Elogio de la derrota: el ejemplo de Foreman

Fecha: 4 de mayo de 2020 Categoría: Casa de Empeños Comentarios: 0

Nuestra época es aficionada a la victoria. Es una afición cruel. Se exalta al triunfador y se denigra al derrotado. Esa visión es tendenciosa y, como casi todo lo que resulta de la “moda”, una impostura, algo errático. En realidad, se debería advertir (a todo el que quiera escuchar) que la victoria es algo circunstancial, que no ocurre siempre, que es azarosa, que la vida se hace de una combinación de victorias y derrotas. Incluso, debería decirse a tiempo que es más probable acumular derrotas que victorias. Eso sería más realista y prepararía al ser para enfrentar con menos dramatismo la existencia.

Es más, existe a veces una mayor dignidad en la gran derrota que en la gran victoria. Un ejemplo puede ser elocuente: el del gran boxeador George Foreman.

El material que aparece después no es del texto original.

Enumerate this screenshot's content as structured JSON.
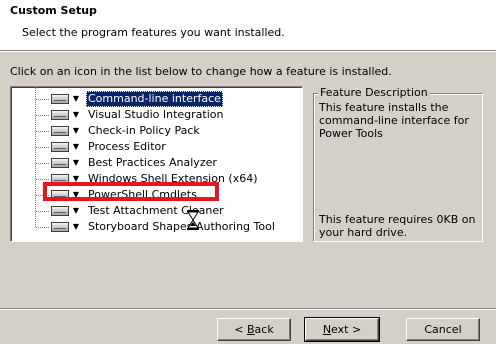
{
  "header": {
    "title": "Custom Setup",
    "subtitle": "Select the program features you want installed."
  },
  "instruction": "Click on an icon in the list below to change how a feature is installed.",
  "features": [
    {
      "label": "Command-line interface",
      "selected": true
    },
    {
      "label": "Visual Studio Integration",
      "selected": false
    },
    {
      "label": "Check-in Policy Pack",
      "selected": false
    },
    {
      "label": "Process Editor",
      "selected": false
    },
    {
      "label": "Best Practices Analyzer",
      "selected": false
    },
    {
      "label": "Windows Shell Extension (x64)",
      "selected": false
    },
    {
      "label": "PowerShell Cmdlets",
      "selected": false
    },
    {
      "label": "Test Attachment Cleaner",
      "selected": false
    },
    {
      "label": "Storyboard Shapes Authoring Tool",
      "selected": false
    }
  ],
  "feature_description": {
    "legend": "Feature Description",
    "text": "This feature installs the command-line interface for Power Tools",
    "size_text": "This feature requires 0KB on your hard drive."
  },
  "buttons": {
    "back": {
      "pre": "< ",
      "accel": "B",
      "post": "ack"
    },
    "next": {
      "pre": "",
      "accel": "N",
      "post": "ext >"
    },
    "cancel": {
      "label": "Cancel"
    }
  },
  "colors": {
    "highlight_box": "#e8141e",
    "selection": "#0a246a",
    "dialog_bg": "#d4d0c8"
  }
}
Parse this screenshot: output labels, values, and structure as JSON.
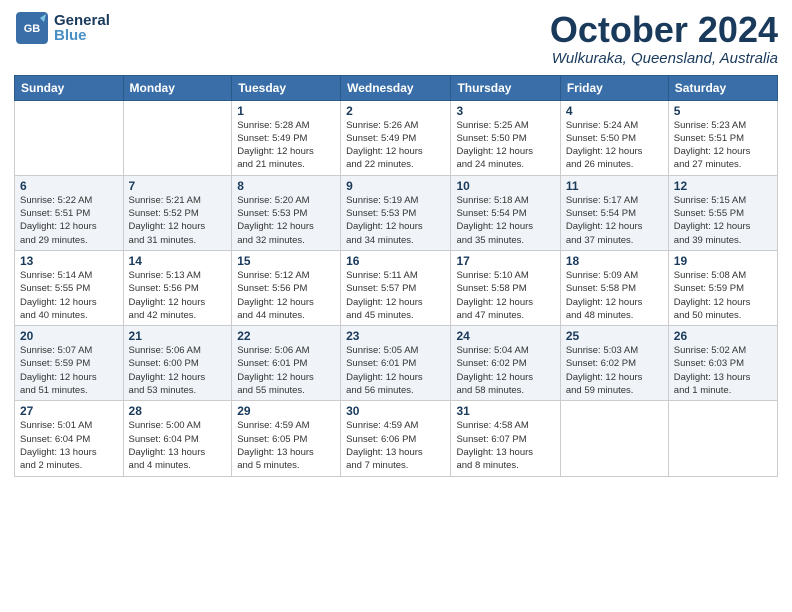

Foreman sufrió la más dura de las derrotas en la llamada pelea del siglo XX: contra Muhammad Alí, en Kinshasa (República del Congo) en 1974. Foreman era el campeón, tenía 25 años y se consideraba imbatible. Estaba, además, en plena forma física. Sus golpes eran formidables y los potenciaba entrenando muy duro. Se dice que golpeaba sacos endurecidos centenares de veces y repetía los movimientos con pesas dentro de una alberca.

Pero Alí, de 32 años, era un genio y a pesar de que no llegaba en su mejor momento logró construir una complicada estrategia de resistencia que terminó dándole el triunfo por nocaut.

El combate fue memorable y Alí consiguió uno de los grandes triunfos de la historia del boxeo. Foreman se hundió en una profunda depresión por un par de años. Era lógico: parecía invencible y de golpe lo habían condenado a ser el ejemplo eterno de la derrota.

Regresó dos años después, ganó algunos combates, pero fue derrotado de nuevo por nocaut (a cargo de Jimmy Young, en 1977). Después volvió a caer enfermo, tuvo problemas con el corazón y abandonó todo para dedicarse a una vida de meditación. Incluso se volvió reverendo en una de las muchas iglesias que existen en Texas.

Hasta aquí todo parecía indicar que Foreman se hundiría en un triste anonimato, pero después de su reencuentro con Dios regresó diez años después. Ya tendría 38 años, una edad casi impensable para el boxeo de gran nivel. Sin embargo, comenzó a ganar peleas y a volver a la ruta del ascenso. También se convirtió en empresario de productos cárnicos y procuró la amistad con su antiguo rival, Alí.

En 1991, ya con 42 años, fue derrotado por el entonces campeón del mundo, Evander Holyfield, de 28 años. Pero fue derrotado por puntos. El campeón no logró derrumbarlo y todos aplaudieron la resistencia deportiva de Foreman. Volvió a ser vencido en la disputa por el título mundial de los pesos pesados por Tommy Morrison en 1993.

En 1994 volvió a aspirar al campeonato mundial, frente a Michael Moorer. Los organismos rechazaron a Foreman por su edad, pero recurrió a la justicia alegando discriminación y consiguió el derecho a la pelea, que ocurrió el 5 de noviembre de ese año.

Durante los primeros nueve asaltos Moorer dominó la pelea, pero en el décimo Foreman logró enviar al rival a la lona y se convirtió, de forma insólita, en campeón del mundo otra vez. Fue a la esquina, se arrodilló y rezó. Dijo que su triunfo era de Dios. No hay duda de eso, pero él supo honrar la deuda con su fe.

De esa forma, Foreman rompió dos récords: el boxeador más veterano en conseguir el titulo mundial (45 años) y el púgil que tardó más en recuperar el título habiéndolo perdido (20 años).

En 1999, después de muchos conflictos con las organizaciones de boxeo, se retiró.

No sólo fue campeón dos veces: también obtuvo a los 19 años la medalla de oro en los juegos olímpicos de 1968 (en México).

Si me preguntan, me parece más elocuente y digna de imitación la vida de Foreman que la del mismo Alí. Por lo menos, es digno colocar las dos fotografías lado a lado, como un ejemplo de la tenacidad.

Foreman sigue vivo, con aceptable salud, es un exitoso empresario, es también pastor de su iglesia y se mantiene activo en los medios de comunicación.

Sufrió la derrota, pero regresó una y otra vez hasta alcanzar la victoria decisiva: la de la propia vida.

Nada mal para un “derrotado”, digo yo.